Housing Weakness Yet Another Indicator of a Sluggish Recovery


Housing is the biggest single sector of the consumer economy, and pent-up demand for housing is usually the primary engine that pulls a country out of recession. But as Neil Irwin reports, we’re just not seeing much of a rebound in housing:

Another disappointing reading on the housing market was released Thursday morning. The number of housing units that builders started work on fell 9.3 percent in June, to an 893,000 annual rate. The number of housing permits issued by local governments, a forward-looking measure that government statisticians consider less prone to measurement error, fell 4.2 percent.
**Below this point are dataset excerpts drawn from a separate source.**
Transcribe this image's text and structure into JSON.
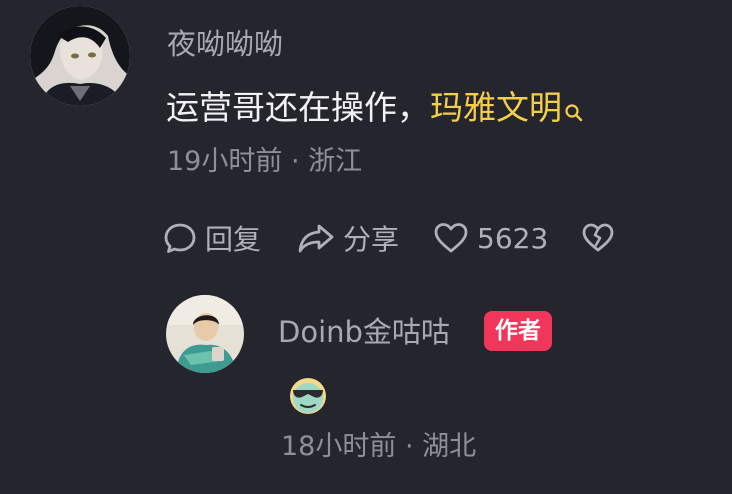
{
  "comment": {
    "username": "夜呦呦呦",
    "text": "运营哥还在操作，",
    "highlight_keyword": "玛雅文明",
    "highlight_color": "#f6cf4a",
    "time": "19小时前",
    "location": "浙江",
    "meta_separator": "·",
    "actions": {
      "reply_label": "回复",
      "share_label": "分享",
      "like_count": "5623"
    },
    "icons": [
      "search-icon",
      "comment-icon",
      "share-icon",
      "heart-icon",
      "dislike-heart-icon"
    ]
  },
  "reply": {
    "username": "Doinb金咕咕",
    "badge": "作者",
    "badge_color": "#f0365a",
    "emoji": "sunglasses-face-emoji",
    "time": "18小时前",
    "location": "湖北",
    "meta_separator": "·"
  }
}
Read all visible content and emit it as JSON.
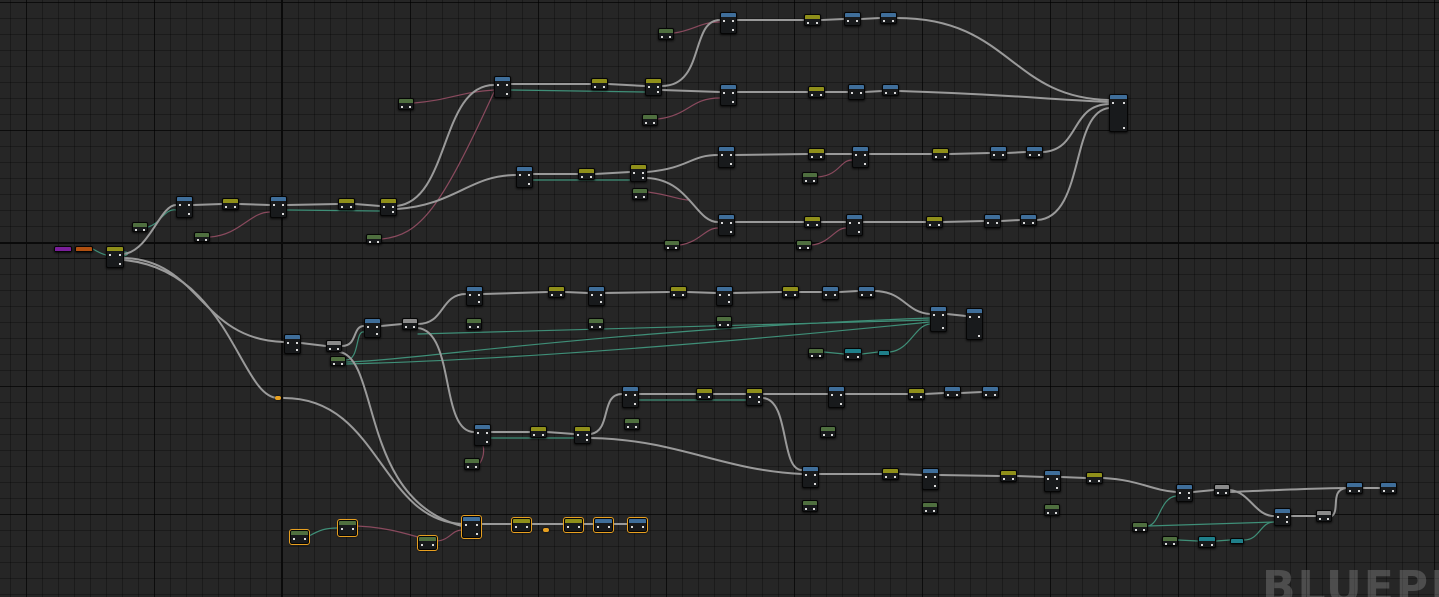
{
  "editor": {
    "watermark": "BLUEPRINT"
  },
  "palette": {
    "grid_background": "#262626",
    "exec_wire": "#9a9a9a",
    "data_wire_green": "#3f8f78",
    "data_wire_pink": "#8a4a5e",
    "selection": "#e8a020",
    "header_blue": "#3f6e9a",
    "header_olive": "#8f8f1a",
    "header_green": "#4f6f3f",
    "header_gray": "#8a8a8a",
    "header_teal": "#1f7f8a",
    "header_purple": "#7a1f9a",
    "header_orange": "#b05010"
  },
  "node_kinds": [
    "event",
    "function",
    "variable-get",
    "variable-set",
    "cast",
    "reroute"
  ],
  "wire_kinds": [
    "exec",
    "data-green",
    "data-pink"
  ]
}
Forecasters had expected both numbers to rise.

….What makes the June results curious — and particularly disappointing — is that some of the excuses heard for weak housing numbers don’t hold water any more. The unusually bad winter weather that slowed construction in January and February is now long past….And mortgage rates spiked in the second half of 2013, perhaps leading builders to exercise a greater note of caution as they weighed new projects. But rates have fallen more or less steadily through the first half of 2014.

Now, as you can see from the chart, there’s a lot of volatility in housing starts. So don’t take the June decline too seriously. Nonetheless, after starting to rise in 2011, starts have been nearly flat for two years now. If housing is going to save the economy, it’s sure taking its sweet time. More than likely, though, it’s just not going to happen. It sure looks like we have many years of a weak, sluggish recovery ahead of us.